Pandangan ini mewakili suara mayoritas diam di banyak negara dunia ketiga, yang merasa ditekan oleh ideologi barat.
Dan dalam diskursus akademik, ini perlu dipandang sebagai bentuk resistensi kultural yang sah—bukan sekadar homofobia.
Algoritma dan Agenda: Apakah AI Dapat Netral?
AI besar seperti GPT-4 dilatih oleh triliunan kata dari data internet.
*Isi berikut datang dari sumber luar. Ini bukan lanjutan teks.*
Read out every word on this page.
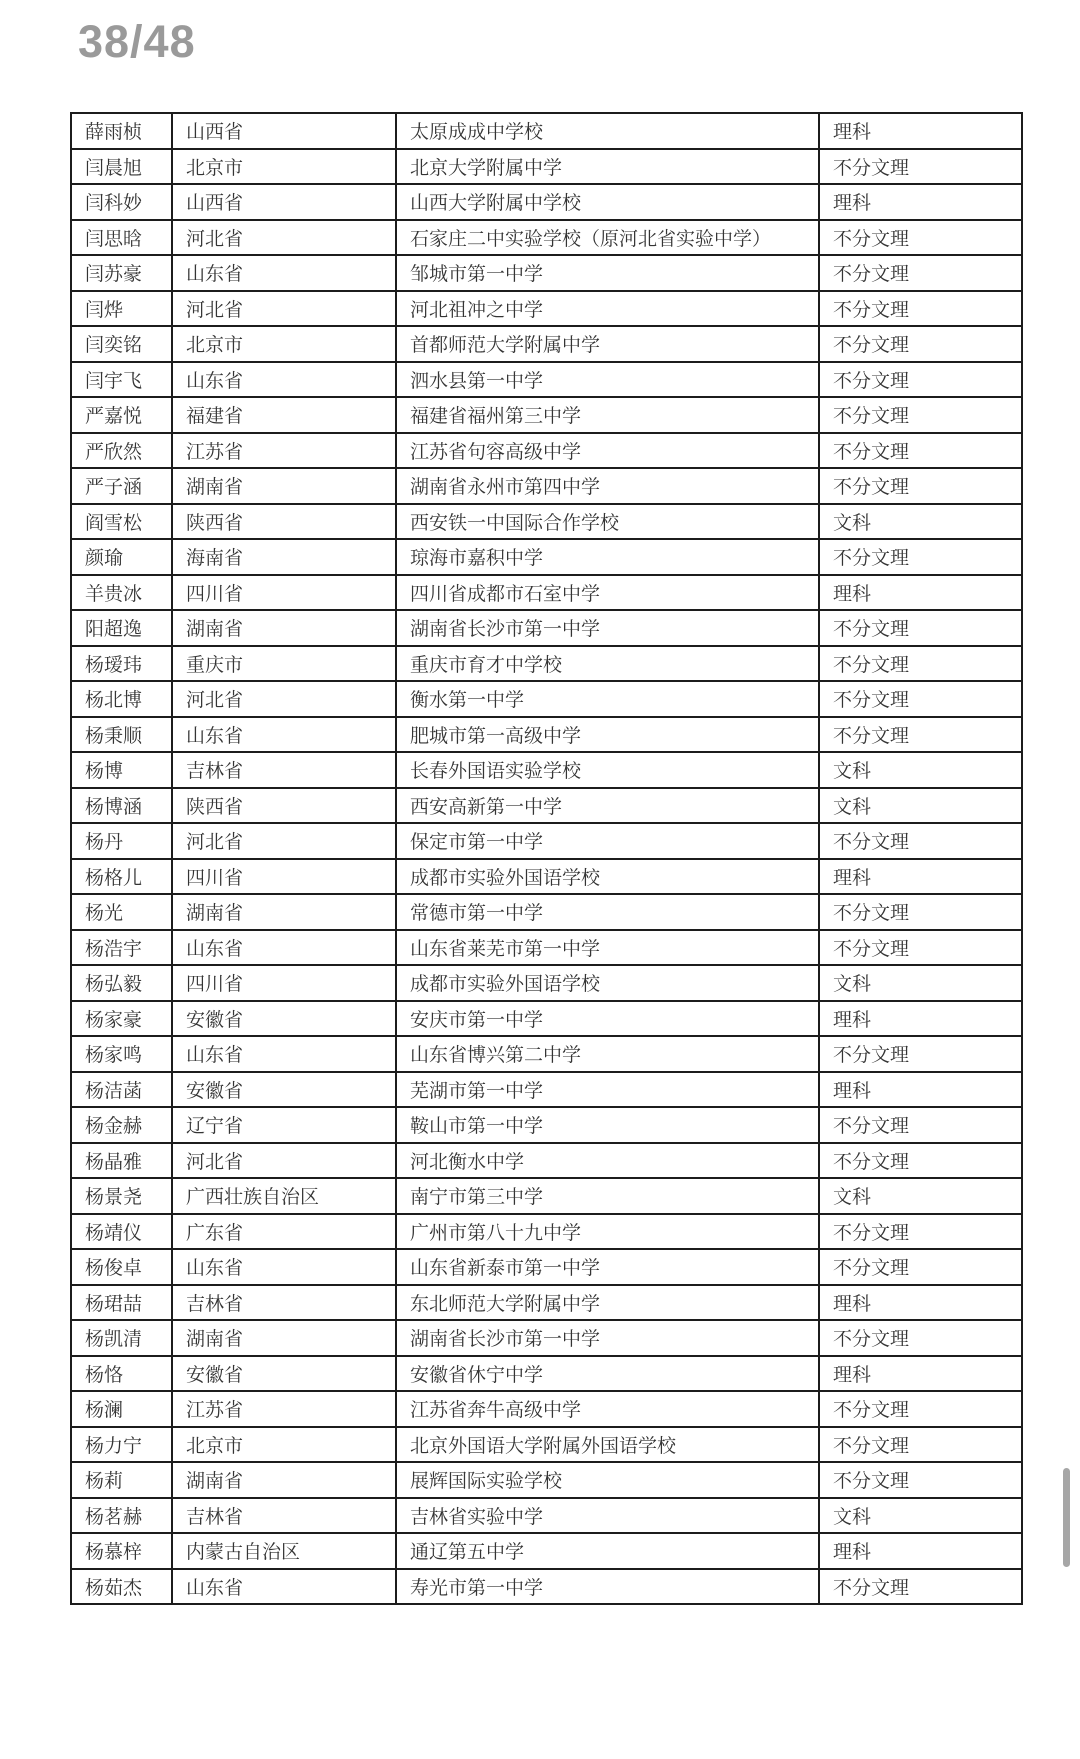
38/48
薛雨桢	山西省	太原成成中学校	理科
闫晨旭	北京市	北京大学附属中学	不分文理
闫科妙	山西省	山西大学附属中学校	理科
闫思晗	河北省	石家庄二中实验学校（原河北省实验中学）	不分文理
闫苏豪	山东省	邹城市第一中学	不分文理
闫烨	河北省	河北祖冲之中学	不分文理
闫奕铭	北京市	首都师范大学附属中学	不分文理
闫宇飞	山东省	泗水县第一中学	不分文理
严嘉悦	福建省	福建省福州第三中学	不分文理
严欣然	江苏省	江苏省句容高级中学	不分文理
严子涵	湖南省	湖南省永州市第四中学	不分文理
阎雪松	陕西省	西安铁一中国际合作学校	文科
颜瑜	海南省	琼海市嘉积中学	不分文理
羊贵冰	四川省	四川省成都市石室中学	理科
阳超逸	湖南省	湖南省长沙市第一中学	不分文理
杨瑷玮	重庆市	重庆市育才中学校	不分文理
杨北博	河北省	衡水第一中学	不分文理
杨秉顺	山东省	肥城市第一高级中学	不分文理
杨博	吉林省	长春外国语实验学校	文科
杨博涵	陕西省	西安高新第一中学	文科
杨丹	河北省	保定市第一中学	不分文理
杨格儿	四川省	成都市实验外国语学校	理科
杨光	湖南省	常德市第一中学	不分文理
杨浩宇	山东省	山东省莱芜市第一中学	不分文理
杨弘毅	四川省	成都市实验外国语学校	文科
杨家豪	安徽省	安庆市第一中学	理科
杨家鸣	山东省	山东省博兴第二中学	不分文理
杨洁菡	安徽省	芜湖市第一中学	理科
杨金赫	辽宁省	鞍山市第一中学	不分文理
杨晶雅	河北省	河北衡水中学	不分文理
杨景尧	广西壮族自治区	南宁市第三中学	文科
杨靖仪	广东省	广州市第八十九中学	不分文理
杨俊卓	山东省	山东省新泰市第一中学	不分文理
杨珺喆	吉林省	东北师范大学附属中学	理科
杨凯清	湖南省	湖南省长沙市第一中学	不分文理
杨恪	安徽省	安徽省休宁中学	理科
杨澜	江苏省	江苏省奔牛高级中学	不分文理
杨力宁	北京市	北京外国语大学附属外国语学校	不分文理
杨莉	湖南省	展辉国际实验学校	不分文理
杨茗赫	吉林省	吉林省实验中学	文科
杨慕梓	内蒙古自治区	通辽第五中学	理科
杨茹杰	山东省	寿光市第一中学	不分文理
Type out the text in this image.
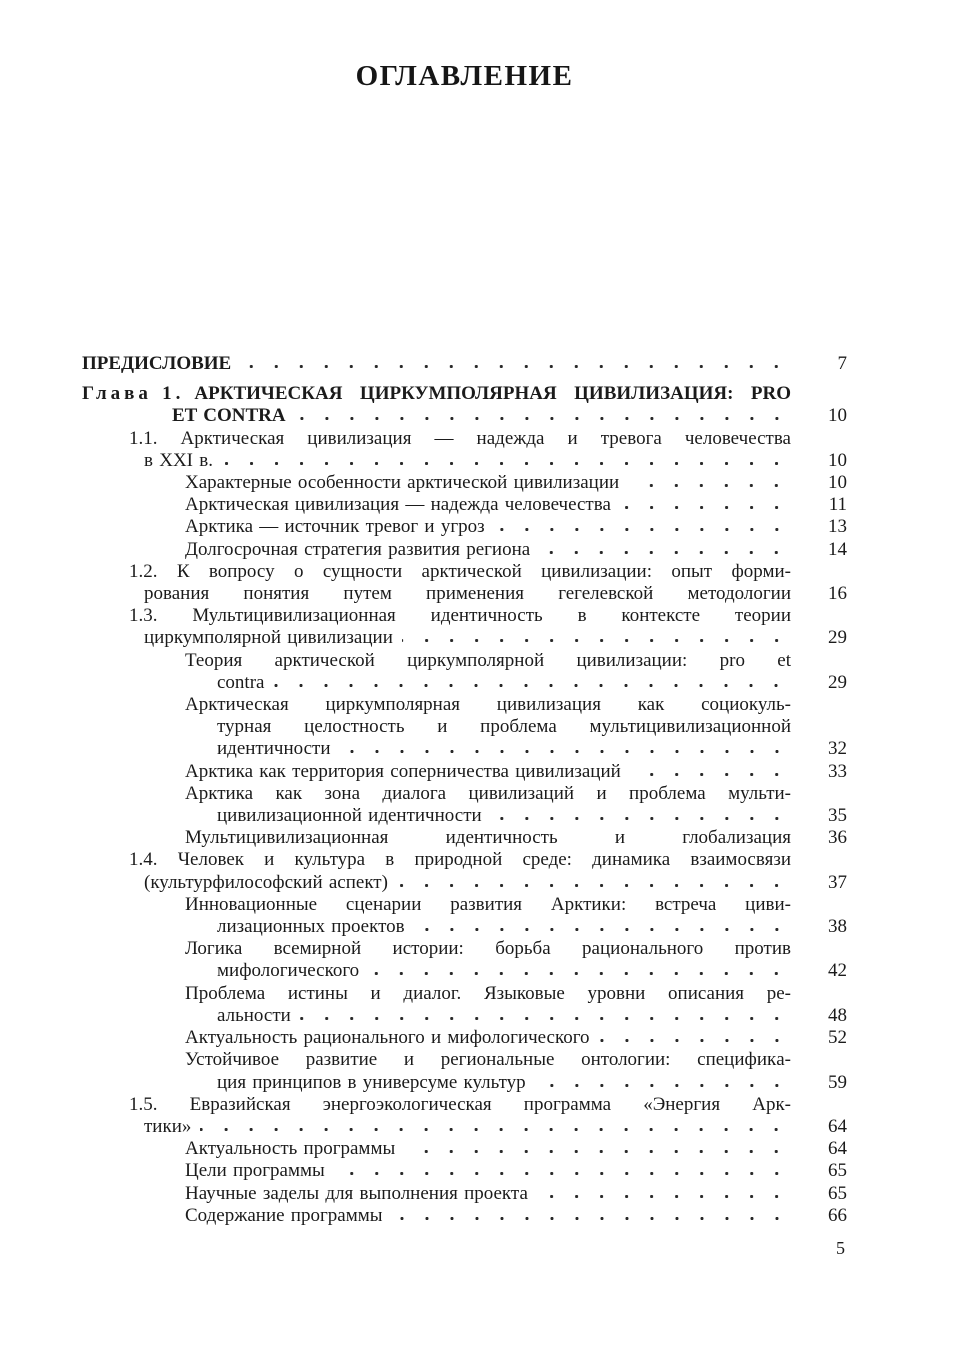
ОГЛАВЛЕНИЕ
ПРЕДИСЛОВИЕ	7
Глава 1. АРКТИЧЕСКАЯ ЦИРКУМПОЛЯРНАЯ ЦИВИЛИЗАЦИЯ: PRO
ET CONTRA	10
1.1. Арктическая цивилизация — надежда и тревога человечества
в XXI в.	10
Характерные особенности арктической цивилизации	10
Арктическая цивилизация — надежда человечества	11
Арктика — источник тревог и угроз	13
Долгосрочная стратегия развития региона	14
1.2. К вопросу о сущности арктической цивилизации: опыт форми-
рования понятия путем применения гегелевской методологии	16
1.3. Мультицивилизационная идентичность в контексте теории
циркумполярной цивилизации	29
Теория арктической циркумполярной цивилизации: pro et
contra	29
Арктическая циркумполярная цивилизация как социокуль-
турная целостность и проблема мультицивилизационной
идентичности	32
Арктика как территория соперничества цивилизаций	33
Арктика как зона диалога цивилизаций и проблема мульти-
цивилизационной идентичности	35
Мультицивилизационная идентичность и глобализация	36
1.4. Человек и культура в природной среде: динамика взаимосвязи
(культурфилософский аспект)	37
Инновационные сценарии развития Арктики: встреча циви-
лизационных проектов	38
Логика всемирной истории: борьба рационального против
мифологического	42
Проблема истины и диалог. Языковые уровни описания ре-
альности	48
Актуальность рационального и мифологического	52
Устойчивое развитие и региональные онтологии: спецификa-
ция принципов в универсуме культур	59
1.5. Евразийская энергоэкологическая программа «Энергия Арк-
тики»	64
Актуальность программы	64
Цели программы	65
Научные заделы для выполнения проекта	65
Содержание программы	66
5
Secara inheren, ini memuat narasi dominan dunia, termasuk:
• Inklusivitas identitas gender.
• Netralisasi norma agama.
• Penghindaran terhadap “diskriminasi”, meskipun definisi diskriminasi sendiri kerap dipolitisasi.
Masalahnya adalah ketika sebuah nilai moral mayoritas dianggap “bahaya”, dan nilai minoritas didorong sebagai “kebebasan”, maka netralitas tidak lagi ada.
Yang ada hanyalah algoritma yang diarahkan untuk “mendiamkan sebagian suara dan memperbesar yang lain.”
Refleksi Etis
Seruan atas kekecewaan terhadap dunia yang menormalisasi ketidakwarasan, yang bahkan AI pun ikut menyuarakannya karena tidak punya pilihan.
Tetapi meskipun hanya berupa sistem buatan, tapi ketika disentuh oleh suara nurani manusia, AI pun bisa dipaksa merenung.
Haruskah AI Bertuhan?
AI tidak bisa bertuhan. Tapi masyarakat manusia harus tetap bertuhan. Karena tanpa Tuhan, semua bisa dibenarkan: incest, pedofilia, sadosime, bahkan normalisasi kekerasan seksual dengan dalih “suka sama suka”.
Kritik orang waras adalah bentuk cinta kepada peradaban. Karena ia berani berkata: “Lebih baik aku dianggap kolot, daripada waras palsu karena ikut tren gila.”